Nessa obra de Freud, disse, pode-se encontrar a perda da ingênua confiança na mente consciente e o inexorável hiato entre o consciente e o inconsciente. Para Nosek, poderia se falar da modernidade como consciência da ruptura.

Para tratar dessa emergência da ruptura, Nosek disse que é preciso lembrar o quão curto foi o Renascimento, “com sua visão do indivíduo gloriosamente inserido em uma perspectiva sobre a qual ele já tinha domínio”. Logo, acrescentou, surgiu o Maneirismo, "com suas figuras deformadas, sua subjetividade em sofrimento”.

Ele disse que o historiador da arte Arnold Hauser (1992-1978) situou no Maneirismo o começo da percepção do homem moderno, “a percepção de uma unidade rompida, uma harmonia desfeita”.

Quanto a “O Leopardo”, Nosek lembrou que o romance se passa em meados do século 19, período da reunificação e modernização da Itália, e o personagem principal, Don Fabrizio, Príncipe de Salina, depois de um baile, dá-se conta que ele, diferentemente de outros, captura a passagem do tempo, que vem acompanhado de “progresso, destruição de velhas estruturas, criando novas riquezas e adicionando novas desolações”.

De acordo com Nosek, “o Príncipe de Salina tem um lampejo de sua própria pele, ele agarra sua circunstância, seu destino histórico e seu ser subjetivo; seu próprio lugar lhe é revelado. O que mais poderia ser obtido?"

Para o psicanalista, esse apoderar-se da circunstância e do tempo se mescla com a apreensão dos limites e do espaço da existência humana: “Continuamos, dessa forma, dentro do nosso tema: a interconexão da consciência do eu, consciência de seu ‘lugar próprio’, relacionada com a imagem do tempo definida pela frustração e pela limitação”.

Em “Doutor Fausto”, o personagem principal, o músico Adrian Leverkühn, faz um pacto com o diabo, Mephistopheles, dando-lhe sua alma em troca de 24 anos de genialidade como compositor.  Nosek destacou que Mephistopheles adverte o músico para prestar atenção na ampulheta.

Para Nosek, a advertência de Mephistopheles significa que Leverkühn deve cuidar em ter consciência da vida. Como consequência do pacto, Lerverkühn ingressa na modernidade, “por espaços atonais, expandindo os espaços da contradição musical, acompanhado por questionamentos da ciência, pela teoria da incerteza e do acaso”.

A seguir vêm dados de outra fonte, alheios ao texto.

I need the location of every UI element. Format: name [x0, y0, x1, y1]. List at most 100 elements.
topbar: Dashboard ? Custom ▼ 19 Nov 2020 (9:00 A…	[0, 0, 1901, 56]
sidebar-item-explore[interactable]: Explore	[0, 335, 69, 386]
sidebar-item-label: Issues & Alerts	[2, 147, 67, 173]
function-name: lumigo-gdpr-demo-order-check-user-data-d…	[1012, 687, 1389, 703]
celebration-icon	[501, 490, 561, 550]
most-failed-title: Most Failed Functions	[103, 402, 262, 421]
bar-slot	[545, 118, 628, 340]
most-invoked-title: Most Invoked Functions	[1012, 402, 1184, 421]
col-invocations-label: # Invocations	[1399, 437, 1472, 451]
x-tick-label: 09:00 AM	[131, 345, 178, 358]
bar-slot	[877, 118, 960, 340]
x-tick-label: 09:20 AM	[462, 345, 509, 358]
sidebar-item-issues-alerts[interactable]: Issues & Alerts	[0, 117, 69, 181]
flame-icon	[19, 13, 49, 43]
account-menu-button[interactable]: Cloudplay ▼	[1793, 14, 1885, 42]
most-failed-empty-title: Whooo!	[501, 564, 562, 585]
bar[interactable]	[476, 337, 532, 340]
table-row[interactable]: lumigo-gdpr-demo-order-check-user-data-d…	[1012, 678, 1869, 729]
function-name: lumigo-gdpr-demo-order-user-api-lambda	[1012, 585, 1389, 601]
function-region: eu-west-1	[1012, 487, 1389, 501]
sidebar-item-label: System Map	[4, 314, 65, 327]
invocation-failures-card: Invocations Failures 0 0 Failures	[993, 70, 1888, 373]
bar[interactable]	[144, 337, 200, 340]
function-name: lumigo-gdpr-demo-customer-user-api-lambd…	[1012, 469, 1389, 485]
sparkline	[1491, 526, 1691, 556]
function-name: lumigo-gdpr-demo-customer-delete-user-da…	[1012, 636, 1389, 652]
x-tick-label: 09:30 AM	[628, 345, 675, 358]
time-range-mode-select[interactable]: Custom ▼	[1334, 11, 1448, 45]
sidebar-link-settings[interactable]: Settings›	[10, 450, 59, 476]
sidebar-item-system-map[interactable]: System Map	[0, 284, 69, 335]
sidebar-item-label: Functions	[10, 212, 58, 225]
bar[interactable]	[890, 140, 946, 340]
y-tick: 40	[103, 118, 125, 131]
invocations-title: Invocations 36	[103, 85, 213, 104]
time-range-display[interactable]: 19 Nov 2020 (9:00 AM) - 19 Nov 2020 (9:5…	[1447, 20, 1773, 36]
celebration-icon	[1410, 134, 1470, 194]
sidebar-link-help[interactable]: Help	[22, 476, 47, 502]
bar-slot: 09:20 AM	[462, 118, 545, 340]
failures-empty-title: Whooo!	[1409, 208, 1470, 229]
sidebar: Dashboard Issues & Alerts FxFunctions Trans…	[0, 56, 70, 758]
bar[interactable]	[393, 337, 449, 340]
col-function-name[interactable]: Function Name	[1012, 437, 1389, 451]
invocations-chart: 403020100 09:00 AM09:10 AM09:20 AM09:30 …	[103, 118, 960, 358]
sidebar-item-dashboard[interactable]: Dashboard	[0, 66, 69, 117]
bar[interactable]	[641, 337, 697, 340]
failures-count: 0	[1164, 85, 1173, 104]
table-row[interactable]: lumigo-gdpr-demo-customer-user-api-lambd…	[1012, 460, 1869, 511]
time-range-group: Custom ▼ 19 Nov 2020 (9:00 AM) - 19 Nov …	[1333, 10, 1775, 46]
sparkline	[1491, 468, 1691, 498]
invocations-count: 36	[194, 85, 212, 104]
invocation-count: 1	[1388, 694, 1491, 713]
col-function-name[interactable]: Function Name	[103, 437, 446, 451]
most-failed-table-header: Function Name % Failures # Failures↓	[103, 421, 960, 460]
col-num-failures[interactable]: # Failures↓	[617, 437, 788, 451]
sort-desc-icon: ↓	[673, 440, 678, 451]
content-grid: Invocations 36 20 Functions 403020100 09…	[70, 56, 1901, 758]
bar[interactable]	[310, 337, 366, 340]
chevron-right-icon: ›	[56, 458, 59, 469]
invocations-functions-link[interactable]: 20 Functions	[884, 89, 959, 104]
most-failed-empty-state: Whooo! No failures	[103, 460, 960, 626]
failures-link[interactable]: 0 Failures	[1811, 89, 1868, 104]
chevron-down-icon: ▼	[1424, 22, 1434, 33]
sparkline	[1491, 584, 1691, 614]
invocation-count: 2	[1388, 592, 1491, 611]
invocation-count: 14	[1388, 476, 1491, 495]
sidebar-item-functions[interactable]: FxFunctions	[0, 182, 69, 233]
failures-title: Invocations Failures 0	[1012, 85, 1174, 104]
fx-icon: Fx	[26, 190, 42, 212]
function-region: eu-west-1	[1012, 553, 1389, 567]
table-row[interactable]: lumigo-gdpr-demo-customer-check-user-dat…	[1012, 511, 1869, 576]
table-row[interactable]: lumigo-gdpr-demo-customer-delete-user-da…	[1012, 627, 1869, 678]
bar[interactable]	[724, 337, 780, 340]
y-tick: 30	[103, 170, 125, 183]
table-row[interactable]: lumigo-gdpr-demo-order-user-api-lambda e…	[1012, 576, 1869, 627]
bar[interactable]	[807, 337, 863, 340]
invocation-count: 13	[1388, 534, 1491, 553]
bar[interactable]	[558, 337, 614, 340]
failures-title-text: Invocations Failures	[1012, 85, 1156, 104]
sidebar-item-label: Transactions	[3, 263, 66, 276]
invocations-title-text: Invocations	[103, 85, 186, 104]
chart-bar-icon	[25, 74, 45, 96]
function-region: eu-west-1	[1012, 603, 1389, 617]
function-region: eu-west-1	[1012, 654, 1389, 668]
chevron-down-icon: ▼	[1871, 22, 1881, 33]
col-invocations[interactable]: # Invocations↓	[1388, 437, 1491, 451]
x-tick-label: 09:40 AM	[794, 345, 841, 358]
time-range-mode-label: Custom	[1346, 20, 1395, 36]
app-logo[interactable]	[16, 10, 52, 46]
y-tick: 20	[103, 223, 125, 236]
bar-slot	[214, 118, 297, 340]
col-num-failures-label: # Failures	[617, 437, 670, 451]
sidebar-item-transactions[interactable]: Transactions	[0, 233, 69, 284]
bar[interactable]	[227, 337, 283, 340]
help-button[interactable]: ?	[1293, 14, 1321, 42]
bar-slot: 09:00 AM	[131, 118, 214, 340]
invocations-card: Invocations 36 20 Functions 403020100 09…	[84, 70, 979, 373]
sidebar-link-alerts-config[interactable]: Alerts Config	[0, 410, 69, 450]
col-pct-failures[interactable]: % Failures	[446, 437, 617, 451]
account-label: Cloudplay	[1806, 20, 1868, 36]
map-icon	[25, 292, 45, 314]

Ele finalizou sua exposição com algumas proposições feitas pelo psicanalista Donald Meltzer (1922-2004) em seu livro “Explorations in Autism” (1975), onde ele organiza o espaço da vida em uma “geografia da fantasia” que se move no tempo.

De acordo com Meltzer, o tempo vivenciado pode ser um claustro onde eventos não estão disponíveis para a memória e para o pensamento (funcionamento inerente ao autismo); circular, sem desenvolvimento e onde a morte não existe; ou ainda oscilatório, movendo-se de dentro para fora do objeto e vice-versa, uma contínua operação de omnipotência que torna reversível a diferenciação do eu em relação ao objeto e reversível também a direção do próprio tempo.

Segundo Nosek, para ser unidirecional e linear, do nascimento à morte, é preciso um processo penoso, nunca completado, de renúncia à fusão do eu com o objeto, de luta contra o narcisismo, de redução da omnipotência.